Even if the feelings don’t go away, Dixon explains that therapists can continue to work with clients, as long as it’s “within ethical limits and with supervision.” The aim is for the therapist to understand what the feelings mean—e.g. “the persistence of desire may point to unresolved attachment themes or to unmet needs for affirmation or intimacy”—and help the client examine that.
If either person feels like they can’t contain or manage the feelings, Dixon says the therapist may refer the client elsewhere. “The ethical responsibility is on the therapist, not the client. Romantic or erotic feelings in therapy don’t make the work unsafe; acting them out does.”
Is It Ever Okay for a Therapist to Date Their Client?
Simply: no. It’s never ethical for a therapist to date their client before, during, or even after they’ve stopped working together, “due to the enduring power imbalance and emotional vulnerability that can persist long after therapy ends,” says Dixon.
In Nobody Wants This, we witness the fallout of Morgan and Dr. Andy’s doomed relationship (which, as Joanne points out, is actually “breaking the law”). He knows all of her “trauma and baggage,” which he insidiously weaponizes against her in arguments, once telling her that her “inner child” is afraid of being in love. Now, this is obviously fiction, and isn’t necessarily a reflection of how a real-world relationship between a client and their former therapist would play out—but the idea of starting a romance with someone who already knows an abundance of very personal things about you and your life is, well, icky. It would also set the relationship off on totally uneven footing.
“The ethical task is to process the fantasy, not act upon it,” says Dixon. “The therapeutic frame is what makes exploration safe.”
What Are the Consequences of a Therapist-Client Relationship?
If you think the idea of dating your therapist might be a taboo-breaking, sexy little laugh, I beg you to think again. For the therapist, this is “one of the most serious breaches of professional ethics in therapy,” says Dixon, with severe professional consequences including “disciplinary action, loss of registration, and potentially being permanently struck off professional registers and even prosecuted.” Meanwhile, the effects for the client can be profound.

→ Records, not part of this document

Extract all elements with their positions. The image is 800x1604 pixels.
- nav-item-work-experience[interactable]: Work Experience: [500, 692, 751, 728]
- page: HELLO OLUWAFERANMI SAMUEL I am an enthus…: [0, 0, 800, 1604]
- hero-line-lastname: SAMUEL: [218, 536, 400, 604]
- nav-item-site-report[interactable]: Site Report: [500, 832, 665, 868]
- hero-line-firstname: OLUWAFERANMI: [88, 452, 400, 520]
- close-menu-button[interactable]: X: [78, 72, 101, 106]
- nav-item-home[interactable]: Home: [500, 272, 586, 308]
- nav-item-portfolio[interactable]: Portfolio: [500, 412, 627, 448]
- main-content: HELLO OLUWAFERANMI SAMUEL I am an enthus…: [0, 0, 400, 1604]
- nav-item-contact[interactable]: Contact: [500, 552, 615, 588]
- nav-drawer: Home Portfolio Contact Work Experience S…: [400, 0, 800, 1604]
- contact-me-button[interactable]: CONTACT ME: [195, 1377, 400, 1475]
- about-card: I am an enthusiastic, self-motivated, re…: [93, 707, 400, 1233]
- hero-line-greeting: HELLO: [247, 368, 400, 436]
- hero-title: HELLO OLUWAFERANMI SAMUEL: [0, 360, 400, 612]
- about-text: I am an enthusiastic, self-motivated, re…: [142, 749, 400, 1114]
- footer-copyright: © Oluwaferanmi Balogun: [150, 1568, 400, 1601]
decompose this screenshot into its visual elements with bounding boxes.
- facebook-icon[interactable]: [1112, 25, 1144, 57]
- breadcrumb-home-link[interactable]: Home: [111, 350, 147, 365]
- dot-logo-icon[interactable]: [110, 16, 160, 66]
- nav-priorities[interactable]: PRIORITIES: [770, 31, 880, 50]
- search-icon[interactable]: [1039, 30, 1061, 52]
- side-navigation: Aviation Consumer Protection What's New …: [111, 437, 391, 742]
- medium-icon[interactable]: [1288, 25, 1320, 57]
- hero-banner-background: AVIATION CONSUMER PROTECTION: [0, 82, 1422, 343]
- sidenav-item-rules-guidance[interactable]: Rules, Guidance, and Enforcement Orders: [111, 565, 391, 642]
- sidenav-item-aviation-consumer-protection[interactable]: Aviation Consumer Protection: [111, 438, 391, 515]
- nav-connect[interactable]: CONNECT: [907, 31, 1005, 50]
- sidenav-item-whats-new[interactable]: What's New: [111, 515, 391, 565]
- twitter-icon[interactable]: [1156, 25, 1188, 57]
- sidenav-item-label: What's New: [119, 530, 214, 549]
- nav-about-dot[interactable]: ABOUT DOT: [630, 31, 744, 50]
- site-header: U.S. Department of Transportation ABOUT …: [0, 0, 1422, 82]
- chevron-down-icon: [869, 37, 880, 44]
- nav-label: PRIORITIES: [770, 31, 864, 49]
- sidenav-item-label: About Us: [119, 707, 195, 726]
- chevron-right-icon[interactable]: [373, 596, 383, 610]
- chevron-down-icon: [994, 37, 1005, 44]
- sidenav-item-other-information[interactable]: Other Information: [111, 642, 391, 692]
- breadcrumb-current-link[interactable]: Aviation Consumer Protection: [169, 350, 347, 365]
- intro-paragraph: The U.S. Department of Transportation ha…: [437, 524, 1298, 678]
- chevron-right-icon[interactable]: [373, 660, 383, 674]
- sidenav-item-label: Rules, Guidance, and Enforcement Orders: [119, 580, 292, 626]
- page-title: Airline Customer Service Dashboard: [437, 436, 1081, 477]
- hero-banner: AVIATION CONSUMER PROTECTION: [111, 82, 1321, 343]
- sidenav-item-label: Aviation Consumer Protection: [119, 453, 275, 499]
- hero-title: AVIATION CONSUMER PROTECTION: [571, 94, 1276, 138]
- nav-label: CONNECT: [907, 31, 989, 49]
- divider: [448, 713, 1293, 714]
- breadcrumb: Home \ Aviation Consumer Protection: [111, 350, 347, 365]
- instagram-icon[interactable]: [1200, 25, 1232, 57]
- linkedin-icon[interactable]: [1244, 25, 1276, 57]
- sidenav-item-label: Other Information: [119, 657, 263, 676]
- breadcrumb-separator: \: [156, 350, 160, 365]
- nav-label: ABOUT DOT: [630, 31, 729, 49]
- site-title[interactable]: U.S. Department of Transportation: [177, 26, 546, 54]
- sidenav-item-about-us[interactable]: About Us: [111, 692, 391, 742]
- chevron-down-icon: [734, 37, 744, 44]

“Boundary violations erode trust and can re-traumatize those with histories of neglect or abuse,” Dixon explains. “The confusion and shame that follow often require long-term therapeutic support. These are not ‘affairs,’ they are abuses of professional power. The ethical message is clear: The same power that heals can, if misused, cause deep harm. Supervision, integrity, and containment are non-negotiable in preserving the trust that makes therapy transformative.”